8-9 ноября 1920 г. на пленуме Центрального Комитета РКП(б) вспыхивает так называемая Дискуссия о профсоюзах. 9 ноября Троцкий выносит на обсуждение «черновой набросок тезисов» Профсоюзы и их дальнейшая роль. В ней, в частности, говорится о «немедленной необходимости заняться реорганизацией профсоюзов, т.е. поменять их руководство». На пленуме ЦК Троцкий также угрожал другим профсоюзам «перетряхнуть» их, как он это сделал с профсоюзом работников железных дорог. Он говорил о необходимости заменить «безответственных агитаторов» на «сознательных производственных профсоюзников». Однако поставленные на голосование тезисы Троцкого были отклонены большинством. Ленин на пленуме открыто отмежевался от методов Троцкого. Было заявлено о необходимости создания «буферной группы», которая постановила «не выносить на широкое обсуждение разногласия» и «сделать деловой, не полемический доклад». В окончательной форме большинством была принята немного умеренная резолюция Ленина, в которой защищаются «здоровые формы милитаризации труда». Основной причиной отмежевания от ультра-бюрократических тезисов Троцкого у Ленина и товарищей были обоснованные опасения, что они могут вызвать недовольство внутри партии и у рабочего класса.
20 декабря 1920 г. во время своего выступления Троцкий говорил, что «способный иерархически организованный аппарат чиновников имеет свои преимущества. Россия, как он неоднократно утверждал, страдает не от избытка, а от недостатка эффективной бюрократии». «Милитаризация профсоюзов и милитаризация транспорта требовала внутреннюю идеологическую милитаризацию». После того как большевистские руководители опять пожурили Троцкого за его ультра-бюрократическую позицию, он напомнил Ленину и другим членам ЦК о том, «как часто в разговорах с глазу на глаз они поддерживали его идею действовать резко и без оглядки на демократическую тактичность. Утверждения с их стороны, что они защищают от него демократические принципы являются предательскими». (Isaac Deutscher, Trotzki. Der bewaffnete Prophet (Троцкий. Вооружённый пророк), Издательство W. Kohlhammer, 1972 г., стр. 471). Троцкий правильно возмущался по поводу поведения большинства членов ЦК, т.к. как сами члены ЦК, так и Троцкий стояли на фундаменте госкапиталистической партийной диктатуры, которая проходилась катком по любой форме пролетарской самоорганизации.

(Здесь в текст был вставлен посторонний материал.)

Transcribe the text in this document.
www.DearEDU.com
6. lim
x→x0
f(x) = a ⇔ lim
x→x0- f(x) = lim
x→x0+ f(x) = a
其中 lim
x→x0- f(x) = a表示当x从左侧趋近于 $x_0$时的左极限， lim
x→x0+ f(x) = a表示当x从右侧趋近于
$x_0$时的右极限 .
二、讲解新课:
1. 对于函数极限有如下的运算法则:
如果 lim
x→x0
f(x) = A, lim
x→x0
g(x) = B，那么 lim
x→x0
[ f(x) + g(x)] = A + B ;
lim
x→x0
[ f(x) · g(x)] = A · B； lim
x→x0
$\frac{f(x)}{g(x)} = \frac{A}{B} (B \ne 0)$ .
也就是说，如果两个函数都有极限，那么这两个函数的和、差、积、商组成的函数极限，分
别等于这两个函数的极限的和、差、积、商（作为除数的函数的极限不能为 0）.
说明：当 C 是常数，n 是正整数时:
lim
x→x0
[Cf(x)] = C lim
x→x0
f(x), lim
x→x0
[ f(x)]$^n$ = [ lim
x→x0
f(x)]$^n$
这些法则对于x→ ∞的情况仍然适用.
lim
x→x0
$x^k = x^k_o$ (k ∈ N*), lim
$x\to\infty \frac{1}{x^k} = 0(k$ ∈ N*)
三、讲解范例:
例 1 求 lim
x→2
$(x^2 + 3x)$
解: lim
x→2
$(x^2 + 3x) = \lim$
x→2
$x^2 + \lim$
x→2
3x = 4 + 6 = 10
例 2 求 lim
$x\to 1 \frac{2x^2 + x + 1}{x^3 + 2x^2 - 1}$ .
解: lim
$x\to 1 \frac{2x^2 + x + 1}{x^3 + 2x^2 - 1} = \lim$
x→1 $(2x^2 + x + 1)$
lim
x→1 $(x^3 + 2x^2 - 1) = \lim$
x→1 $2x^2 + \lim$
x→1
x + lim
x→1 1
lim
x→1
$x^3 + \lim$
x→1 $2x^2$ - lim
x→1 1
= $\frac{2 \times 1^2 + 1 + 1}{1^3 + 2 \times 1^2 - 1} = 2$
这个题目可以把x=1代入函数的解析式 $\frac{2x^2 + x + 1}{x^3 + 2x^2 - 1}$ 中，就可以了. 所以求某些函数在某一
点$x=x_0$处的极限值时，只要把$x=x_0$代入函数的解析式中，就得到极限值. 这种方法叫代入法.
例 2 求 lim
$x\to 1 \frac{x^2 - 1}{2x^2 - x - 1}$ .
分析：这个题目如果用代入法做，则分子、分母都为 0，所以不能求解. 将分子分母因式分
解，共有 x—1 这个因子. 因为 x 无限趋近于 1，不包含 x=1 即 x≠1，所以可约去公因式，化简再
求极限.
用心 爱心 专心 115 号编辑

Упрёки со стороны других ленинистов в вопросе несоблюдения Троцким «демократических принципов» были лицемерием чистой воды.
Ленин рассматривал профсоюзы, как «ближайших и непременных сотрудников госвласти, которой руководит во всей ее политической и хозяйственной работе сознательный авангард рабочего класса, компартия». Профсоюзы верховный большевик видел в роли «связующего звена» между партией и рабочим классом. «Партия, это — непосредственно правящий авангард пролетариата, это — руководитель. Исключение из партии, а не принуждение — вот специфическое средство воздействия, средство очищения и закала авангарда. Профсоюзы — резервуар государственной власти, школа коммунизма, школа хозяйничанья. В этой области специфическое и главное есть не управление, а «связь» «между центральным» (и местным, конечно, тоже) «государственным управлением, народным хозяйством и широкими массами трудящихся» (как говорит наша программа партии, § 5 экономической части, посвященный профсоюзам)» (В.И. Ленин, Еще раз о профсоюзах, о текущем моменте и об ошибках тт. Троцкого и Бухарина).
В противоположность Троцкому Ленин подчёркивал, что профсоюзы не должны быть инструментом государства. 30 декабря 1920 г. на заседании делегатов VIII съезда советов членов ВЦСПС и МГСПС - членов РКП(б) Ленин, критикуя ведущую к «расколу» позицию Троцкого, которая заключалась в том, что раз государство рабочее и буржуазии нет, то и профсоюзам защищать рабочий класс не от кого, подчёркивал: «Наше теперешнее государство таково, что поголовно организованный пролетариат защищать себя должен, а мы должны эти рабочие организации использовать для защиты рабочих от своего государства и для защиты рабочими нашего государства». (В.И. Ленин, О профессиональных союзах, о текущем моменте и об ошибках т. Троцкого). Это было признанием Ленина того факта, что между государством и классом рабочих и работниц имелись противоречия интересов. О последствиях этого конфликта Ленин не отдавал ни себе, ни перед партией никакого отчёта. Однако Ленин в вопросе так называемой дискуссии о профсоюзах вёл борьбу не только против ультра-бюрократической позиции Троцкого, но и против внутрипартийной оппозиции, которая требовала больше власти для профсоюзов в вопросе принятия решений. Большевистский вождь также считал, что правильная политика в области заработной платы «может содействовать повышению дисциплины труда и поднятию производительности». Дальше верховный большевик отмечал: «Неоспоримы решения насчет милитаризации труда и т. д., и нет мне ни малейшей надобности брать назад мои насмешки над ссылками на демократизм со стороны тех, кто эти решения оспаривал. Вытекает отсюда только то, что в рабочих организациях мы будем расширять демократизм, отнюдь не делая из него фетиша». (В.И. Ленин, О профессиональных союзах, о текущем моменте и об ошибках т. Троцкого). Мелкобуржуазный радикал Ленин хорошо усвоил урок крупной буржуазии о том, что демократия является формой властвования и идеологией.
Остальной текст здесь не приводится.